Faster exponential calculation in Matlab

Question

I have the following code which needs to calculate exponential of a 3D matrix. It works fine but I wonder if there is anyway to make it faster. (It currently needs more than 2 seconds. I am trying to make it run under half a second if possible.)

Result = zeros(200,50,300);
for i=1:30
   delta = i*randn(200,50,300);
   X = exp(1i*2*pi*delta);
   Result = Result + X;
end

Any help would be appreciated. Thanks in advance.

Answer 1

First of all, I don't think that this sequence of computations can be made a lot faster. The following might be a tiny bit faster, but certainly not by the amount you're looking for:

dim    = [200,50,300]; % given
N      = prod(dim);    % total number of samples
M      = 30;           % number of iterations in for-loop
phase  = bsxfun(@times, randn(N,M), [1:M]); % scaled phases
Result = reshape(sum(exp(1i*2*pi*phase),2), dim); % sum of exp and reshape

EDIT 1 Start:

As @horchler pointed out in comments below, this method is actually slower than the original method on R2016b. He also suggested using a faster random generation scheme, which I tried and observed significant improvements. A similar amount of improvement can also be had by eliminating some of the temporary variables.

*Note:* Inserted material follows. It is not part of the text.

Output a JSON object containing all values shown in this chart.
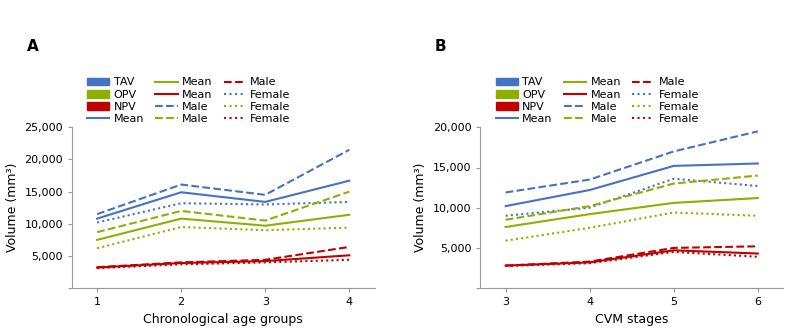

s = RandStream('dsfmt19937','Seed',1);
for i=1:30
    Result = Result + exp(1i*2*pi*i*randn(s,200,50,300));
end

My timing results for various stages of optimization, on R2016b, are as follows:

• Original code: 4.3 s
• My original proposal: 4.5 s
• Original code with simpler random number generation: 3.8 s
• Above with temporary variables removed: 3.2 s

Other random number generation schemes, such as shr3cong can also be tried in an effort to speed it up further.

EDIT 1: End

A different approach: Let me suggest a different approach that would generate the desired output in a different way, but such that it would have the same statistical properties as your output.

Result = sqrt(15) * (randn(200,50,300) + 1i*randn(200,50,300));

Let's try to justify this now. Firstly, we can argue that since the output is a sum of 30 random processes, by central limit theorem (CLT), the output would be Gaussian distributed. CLT only applies in loose sense here, since 30 is not infinite and the processes are not identically distributed. But as we will see shortly, it is still a very good approximation. Moreover, the real and imaginary terms are also independent, due to the sum over 30 independent complex numbers. I am not going to try to prove this here, but we will do some statistical checks.

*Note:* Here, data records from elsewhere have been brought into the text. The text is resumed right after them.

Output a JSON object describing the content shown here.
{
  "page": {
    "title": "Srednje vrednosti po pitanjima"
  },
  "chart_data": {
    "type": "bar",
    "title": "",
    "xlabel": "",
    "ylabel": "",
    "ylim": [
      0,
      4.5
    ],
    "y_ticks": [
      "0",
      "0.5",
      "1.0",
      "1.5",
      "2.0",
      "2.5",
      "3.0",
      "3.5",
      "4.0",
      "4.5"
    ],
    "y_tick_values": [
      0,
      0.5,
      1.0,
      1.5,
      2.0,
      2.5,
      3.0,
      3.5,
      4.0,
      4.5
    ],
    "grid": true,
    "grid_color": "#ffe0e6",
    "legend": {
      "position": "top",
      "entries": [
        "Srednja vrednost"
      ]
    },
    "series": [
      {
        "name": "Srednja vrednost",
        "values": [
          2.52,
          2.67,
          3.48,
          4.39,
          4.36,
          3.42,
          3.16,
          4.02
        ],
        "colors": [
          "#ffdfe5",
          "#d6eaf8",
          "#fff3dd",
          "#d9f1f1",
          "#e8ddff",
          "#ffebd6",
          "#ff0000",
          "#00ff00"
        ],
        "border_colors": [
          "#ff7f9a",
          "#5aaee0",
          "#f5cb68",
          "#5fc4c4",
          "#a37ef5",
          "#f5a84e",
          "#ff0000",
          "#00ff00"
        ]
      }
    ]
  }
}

Once we settle on independent Gaussian distributions, the analysis becomes much simpler. A Gaussian distribution can be defined by just two parameters: mean and the variance. Let's estimate them individually:

Mean: Since the phases are randomly distributed and cover a region much larger than 2*pi, the means for both the real and imaginary terms are 0.

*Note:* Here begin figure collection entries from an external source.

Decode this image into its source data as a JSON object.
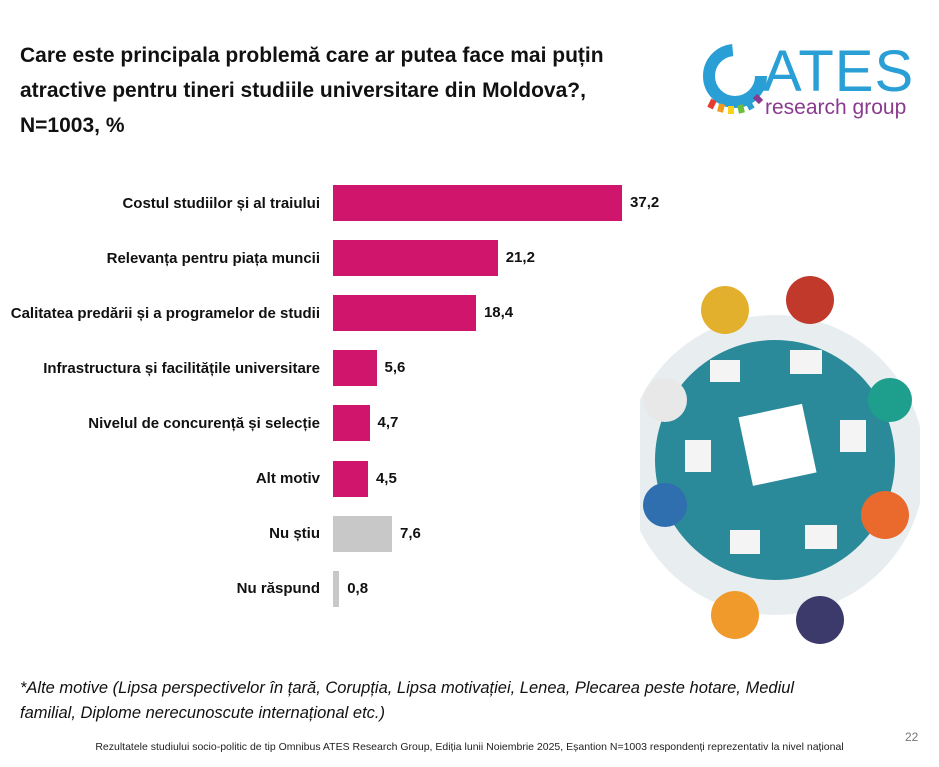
{
  "chart_data": {
    "type": "bar",
    "orientation": "horizontal",
    "title": "Care este principala problemă care ar putea face mai puțin\natractive pentru tineri studiile universitare din Moldova?,\nN=1003, %",
    "categories": [
      "Costul studiilor și al traiului",
      "Relevanța pentru piața muncii",
      "Calitatea predării și a programelor de studii",
      "Infrastructura și facilitățile universitare",
      "Nivelul de concurență și selecție",
      "Alt motiv",
      "Nu știu",
      "Nu răspund"
    ],
    "values": [
      37.2,
      21.2,
      18.4,
      5.6,
      4.7,
      4.5,
      7.6,
      0.8
    ],
    "value_labels": [
      "37,2",
      "21,2",
      "18,4",
      "5,6",
      "4,7",
      "4,5",
      "7,6",
      "0,8"
    ],
    "colors": [
      "#d0166c",
      "#d0166c",
      "#d0166c",
      "#d0166c",
      "#d0166c",
      "#d0166c",
      "#c8c8c8",
      "#c8c8c8"
    ],
    "footnote": "*Alte motive (Lipsa perspectivelor în țară, Corupția, Lipsa motivației, Lenea, Plecarea peste hotare, Mediul familial, Diplome nerecunoscute internațional etc.)",
    "source": "Rezultatele studiului socio-politic de tip Omnibus ATES Research Group, Ediția lunii Noiembrie 2025, Eșantion N=1003 respondenți reprezentativ la nivel național",
    "page_number": "22",
    "logo": {
      "name": "ATES",
      "tagline": "research group"
    }
  }
}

Variance: The variance of sine/cosine of large random phase distribution is 0.5. So the variance for the sum of 30 sines/cosines would be 15. This is the reason for sqrt(15) term in the formula.

Statistical analysis: To verify that all the above assumptions and approximations are reasonable, lets perform some statistical analysis.

Firstly, let's check the distribution:

figure;
xGrid = (-15 : 0.1 : 15);
histogram(real(Result(:)), xGrid, 'Normalization','pdf', 'EdgeColor', 'None');
hold on;
plot(xGrid, normpdf(xGrid, 0, sqrt(15)), 'r', 'LineWidth', 2);
legend({'Simulated histogram', 'Gaussian pdf'});
title('Distribution of the real term');

The histogram of the imaginary term (not shown here) also looks identical. This test verifies the assumptions of Gaussian distribution with zero mean and 15 variance.

Finally, let's check the independence between the real and imaginary terms.

covar = cov(real(Result(:)), imag(Result(:)));
disp(covar);
%   14.9968    0.0036
%    0.0036   14.9936    

Two things can be noticed: (1) As stated earlier, the variance of the real and imaginary terms each is about 15. (2) the covariance between the real and imaginary terms is much smaller compared to the individual variance. This supports the thesis of their being independent.